(событие начала 90-х)
Как-то на банкете по поводу юбилейного дня рождения молодого преуспевающего бизнесмена я был поражен его не к месту отсутствующим взглядом, будто все происходящее касалось кого-то другого… Все стало ясным, когда, оставшись с ним наедине и затеяв откровенный разговор, я услышал от него следующее.
«Однажды мы с моим приятелем Геной, решив в очередной раз »оттянуться», заказали себе по »ночной бабочке» в одном из самых приличных «заведений».
… Когда в комнату, освещаемую лишь луной, вошла молодая особа со свисающими до плеч шелковистыми волосами, я включил музыку, разделся и, отхлебнув из бутылки коньяка, растянулся на кровати, предвкушая удовольствие…
»Жрица любви» знала свое дело великолепно; ее нежные ласки и горячий шепот разожгли во мне такое сильное желание, что в какой-то момент, не в силах более совладать с собой, я грубо, по-медвежьи, повалил девушку на спину и принялся осыпать жаркими поцелуями ее губы, шею, родимое пятнышко в форме звездочки на плече, придававшее красавице еще большую привлекательность…

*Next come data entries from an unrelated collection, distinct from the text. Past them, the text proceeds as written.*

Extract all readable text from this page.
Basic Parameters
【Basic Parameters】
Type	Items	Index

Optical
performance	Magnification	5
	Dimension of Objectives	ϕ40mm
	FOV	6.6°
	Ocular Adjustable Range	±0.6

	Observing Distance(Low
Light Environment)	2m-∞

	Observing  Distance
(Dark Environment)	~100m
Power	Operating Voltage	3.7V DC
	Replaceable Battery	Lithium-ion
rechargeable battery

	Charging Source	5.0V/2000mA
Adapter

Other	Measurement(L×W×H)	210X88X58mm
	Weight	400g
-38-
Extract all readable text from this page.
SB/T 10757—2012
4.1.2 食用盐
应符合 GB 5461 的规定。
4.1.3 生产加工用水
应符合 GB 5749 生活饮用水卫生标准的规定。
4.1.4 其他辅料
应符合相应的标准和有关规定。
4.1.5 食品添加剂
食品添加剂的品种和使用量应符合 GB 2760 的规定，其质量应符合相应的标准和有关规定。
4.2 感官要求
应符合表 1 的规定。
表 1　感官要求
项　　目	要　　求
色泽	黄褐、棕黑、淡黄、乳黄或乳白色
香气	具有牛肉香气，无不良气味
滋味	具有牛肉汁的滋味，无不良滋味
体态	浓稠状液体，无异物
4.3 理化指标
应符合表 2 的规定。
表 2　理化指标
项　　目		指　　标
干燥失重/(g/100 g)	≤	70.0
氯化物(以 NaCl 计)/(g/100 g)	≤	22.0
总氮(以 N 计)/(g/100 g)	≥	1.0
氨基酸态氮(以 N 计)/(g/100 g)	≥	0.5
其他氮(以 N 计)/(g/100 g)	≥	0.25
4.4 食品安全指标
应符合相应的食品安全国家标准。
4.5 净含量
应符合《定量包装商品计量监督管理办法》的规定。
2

Внезапно сердце мое забилось чаще. Снова взглянув на ее родинку, я машинально произнес:
— Валя…
На мгновение застыв, она вскочила и зажгла свет, уставившись на меня:
— Сережа, ты?
Мы быстро оделись. Я выключил магнитофон и сел на край кровати. Она присела на её противоположный край спиной ко мне.
Некоторое время прошло в неловком молчании…
— Как ты? – наконец спросил я.
— Не жалуюсь, — как бы неохотно ответила она.
Взяв с тумбочки пачку »Мальборо» и зажигалку, я закурил.
— Из наших, детдомовских, с кем-нибудь видишься?
— Слышала, Николай допился до белой горячки, попал в психушку. Нина вышла за богатого азербайджанца, который, говорят, оказался таким скрягой, что она у него не может выпросить даже детишкам на мороженое.
Я мельком взглянул на нее и почему-то разозлился:
— Зато тебе наверняка не на одно мороженое хватает. Плюс удовольствие.
Она резко обернулась:
— В гробу я видала такое удовольствие. Мне от мужиков »зеленые» нужны, чтоб с дочкой жить не хуже людей! Ты вон не только на иномарке катаешься да армянский коньячок лакаешь, а еще и сюда приперся… С жиру бесишься!
Я вскинул голову:
— С жиру?.. Знаешь, за этой стеной Гена, друган мой, одну из ваших топчет… Так вот, он меня как-то из петли вытащил… Тошно мне, Валя. Один я. Жена с утра до вечера проценты по вкладам считает, сыну от меня нужны только »клевые» шмотки да престижная »тачка»… Поговорить с ними больше не о чем… На работе вынужден каждую минуту думать о прибыли, и постоянно шпионить за конкурентами: чуть зазеваешься – проглотят с потрохами! – Я стиснул зубы. – Живу как в банке с пауками. Голова идет кругом… Сослуживцы тоже … внешне приличные, здороваются. А сами даже не могут скрыть радости, когда кто-нибудь из своих же вышестоящих коньки отбросит, освободив место с соответствующим окладом!.. Все друг другу врут, у каждого на лице маска!.. Забываешься лишь от водки и баб… Всегда старался не вспоминать прошлое, а тебя увидел – все разом вышло: леса наши, луга, ребята. Жили как одна семья. Помнишь больного Петрушу, сына нашей биологички? Если, бывало, сляжет – одни бегут в Медвежий Бор за брусникой, другие – в село за молоком. Он нас благодарит, плачет… Полегчает ему – какие счастливые у всех становились лица!.. А на твоем вместо этих фальшивых румян цвели веснушки. Не забыла, как я их целовал тогда на речке? Ты еще испугалась: не разлюблю ли я тебя из-за твоего маленького роста? А я прижал тебя к своей груди: »Пичужка ты моя. Меченая», — и коснулся родинки на твоем плече. В форме звёздочки. И веришь, Валя, мне тогда не хотелось никакого интима! Только бы стоять с тобой, обнявшись, и провожать глазами облака!..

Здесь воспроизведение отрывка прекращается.